|Almost every culture in the world has held celebrations of
thanks for a plentiful harvest. The American Thanksgiving holiday began as
a feast of thanksgiving in the early days of the American colonies almost
four hundred years ago.
In 1620, a boat filled with more than one hundred people sailed across
the Atlantic Ocean to settle in the New
World（新大陆）. This religious group had begun to question the beliefs
of the Church of England and they wanted to separate from it. The Pilgrims
settled in what is now the state of Massachusetts. Their first winter in
the New World was difficult. They had arrived too late to grow many crops,
and without fresh food, half the colony died from disease. The following
spring the Iroquois
Indians（美国纽约州东北部易洛魁族印第安人）taught them how to grow corn, a new food
for the colonists. They showed them other crops to grow in the unfamiliar
soil and how to hunt and fish.
In the autumn of 1621, bountiful crops of corn, barley（大麦）, beans and pumpkins were harvested. The
colonists had much to be thankful for, so a feast was planned. They
invited the local Indian chief and 90 Indians. The Indians brought deer to
roast with the turkeys and other wild game offered by the colonists. The
colonists had learned how to cook cranberries and different kinds of corn
and squash dishes from the Indians. To this first Thanksgiving, the
Indians had even brought popcorn.
In following years, many of the original colonists celebrated the
autumn harvest with a feast of thanks.
After the United States became an independent country, Congress
recommended one yearly day of thanksgiving for the whole nation to
celebrate. George Washington suggested the date November 26 as
Thanksgiving Day. Then in 1863, at the end of a long and bloody civil war,
Abraham Lincoln asked all Americans to set aside the last Thursday in
November as a day of thanksgiving.
Thanksgiving falls on the fourth Thursday of November, a different date
every year. The President must proclaim that date as the official
Thanksgiving is a time for tradition and sharing. Even if they live far
away, family members gather for a reunion at the house of an older
relative. All give thanks together for the good things that they have.
In this spirit of sharing, civic groups and charitable organizations
offer a traditional meal to those in need, particularly the homeless. On
most tables throughout the United States, foods eaten at the first
thanksgiving have become traditional.
Symbols of Thanksgiving
Turkey, corn, pumpkins and cranberry
sauce（酸果曼沙司）are symbols which represent the first Thanksgiving. Now
all of these symbols are drawn on holiday decorations and greeting cards.
The use of corn meant the survival of the colonies. "Indian corn" as a
table or door decoration represents the harvest and the fall season.

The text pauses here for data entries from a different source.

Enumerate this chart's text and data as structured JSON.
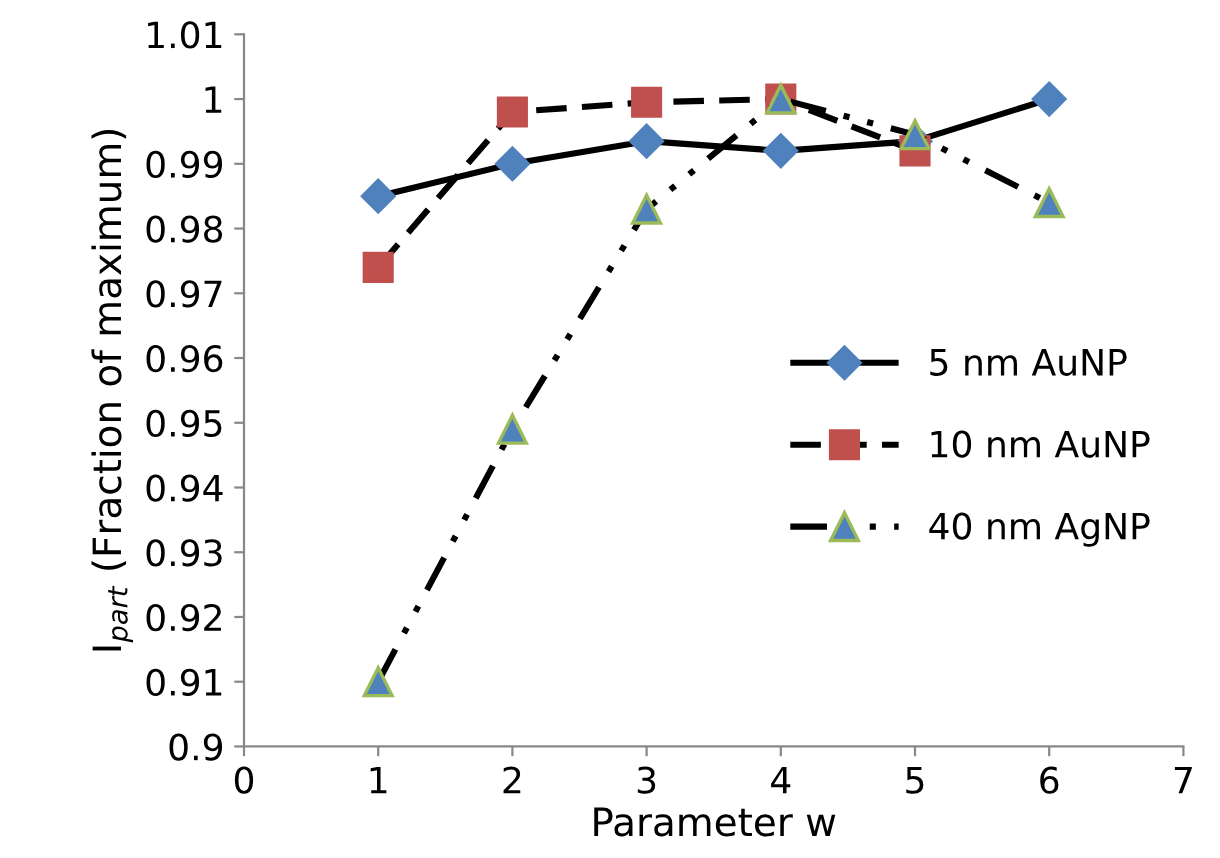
{
  "chart_data": {
    "type": "line",
    "xlabel": "Parameter w",
    "ylabel": "I$_{part}$ (Fraction of maximum)",
    "xlim": [
      0,
      7
    ],
    "xticks": [
      0,
      1,
      2,
      3,
      4,
      5,
      6,
      7
    ],
    "ylim": [
      0.9,
      1.01
    ],
    "yticks": [
      {
        "value": 0.9,
        "label": "0.9"
      },
      0.91,
      0.92,
      0.93,
      0.94,
      0.95,
      0.96,
      0.97,
      0.98,
      0.99,
      {
        "value": 1,
        "label": "1"
      },
      1.01
    ],
    "grid": false,
    "legend": "right",
    "series": [
      {
        "name": "5 nm AuNP",
        "color": "#4f81bd",
        "marker": "diamond",
        "line_style": "solid",
        "x": [
          1,
          2,
          3,
          4,
          5,
          6
        ],
        "values": [
          0.985,
          0.99,
          0.9935,
          0.992,
          0.9935,
          1.0
        ]
      },
      {
        "name": "10 nm AuNP",
        "color": "#c0504d",
        "marker": "square",
        "line_style": "dashed",
        "x": [
          1,
          2,
          3,
          4,
          5
        ],
        "values": [
          0.974,
          0.998,
          0.9995,
          1.0,
          0.992
        ]
      },
      {
        "name": "40 nm AgNP",
        "color": "#4f81bd",
        "marker": "triangle",
        "line_style": "dashdot",
        "x": [
          1,
          2,
          3,
          4,
          5,
          6
        ],
        "values": [
          0.91,
          0.949,
          0.983,
          1.0,
          0.9945,
          0.984
        ]
      }
    ]
  }
}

Sweet-sour cranberry sauce, or cranberry jelly, was on the first
Thanksgiving table and is still served today. The cranberry is a small,
sour berry. It grows in bogs（沼泽）, or muddy
areas, in Massachusetts and other New England states. The Indians used the
fruit to treat infections. They used the juice to dye their rugs and
blankets. They taught the colonists how to cook the berries with sweetener（甜味佐料）and water to make a sauce. The
Indians called it "ibimi" which means "bitter berry." When the colonists
saw it, they named it "crane-berry" because the flowers of the berry bent
the stalk over, and it resembled the long-necked bird called a crane. The
berries are still grown in New England.
In 1988, a Thanksgiving ceremony of a different kind took place at the
Cathedral of St. John the Divine. More than four thousand people gathered
on Thanksgiving night. Among them were Native Americans representing
tribes from all over the country and descendants of people whose ancestors
had migrated to the New World.
The ceremony was a public acknowledgment of the Indians' role in the
first Thanksgiving 350 years ago. Until recently most schoolchildren
believed that the Pilgrims cooked the entire Thanksgiving feast, and
offered it to the Indians. In fact, the feast was planned to thank the
Indians for teaching them how to cook those foods. Without the Indians,
the first settlers would not have survived.